Michael “Shelley”: Hunts Point, Bronx
Michael, who also goes by Shelley, was disowned by his parents at 15 because he was gay. He turned to prostitution: “I was out on the streets, and that was the easy way to survive.” He has been working in Hunts Point or Newburg since then, needing the money to live, and for crack and heroine. He dresses as a woman when he walks the streets, with almost all of his clients not knowing he is male. He also has a steady client of gay married men, who are deep in the closet.
His father, a trucker in the Bronx, was “strung out on drugs, and abusive.” Michael was molested when young. When he told his parents “they blamed me. ‘If you weren’t gay it wouldn’t have happened.'”

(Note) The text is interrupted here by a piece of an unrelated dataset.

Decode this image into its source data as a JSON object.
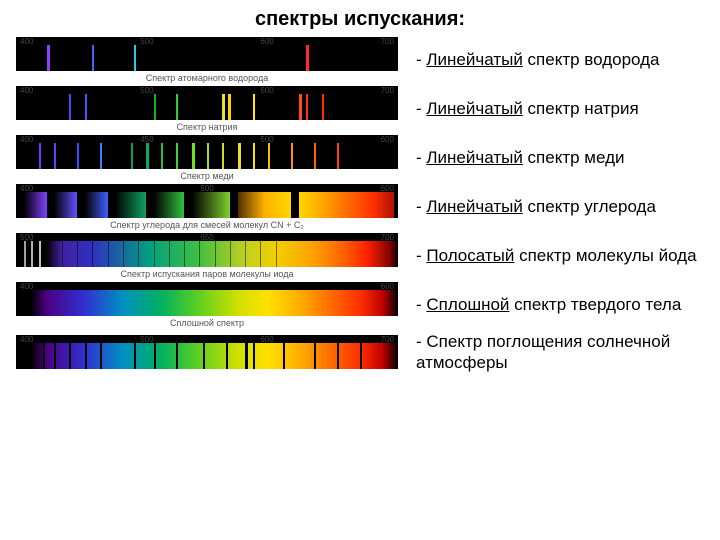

When I asked him if I could post his story, he said yes, and his friend said: “This is nothing. This is everywhere. There is a lot more shit out here.”
Vanessa: Hunts Point, Bronx
Vanessa, thirty-five, had three children with an abusive husband. She “lost her mind, started doing heroin,” after losing the children, who were taken away and given to her mother. The drugs led to homelessness and prostitution. She grew up on Arthur Avenue in the Bronx, but now spends her time in Hunts Point, “trying to survive everyday. Just doing whatever it takes.”
She was standing on the cold street corner looking for business, wearing only flip flops and smoking with her two friends. When I asked her how she wanted to be described, Mary Alice jumped in and said “She’s the sweetest woman I know. She will give you the shirt off her back, if she has one on.”
Really amazing storytelling. I read/viewed the the whole thing.
Thanks for sharing! Their faces say it all i guess. They’ve been caught in a vicious cycle. May God Help them!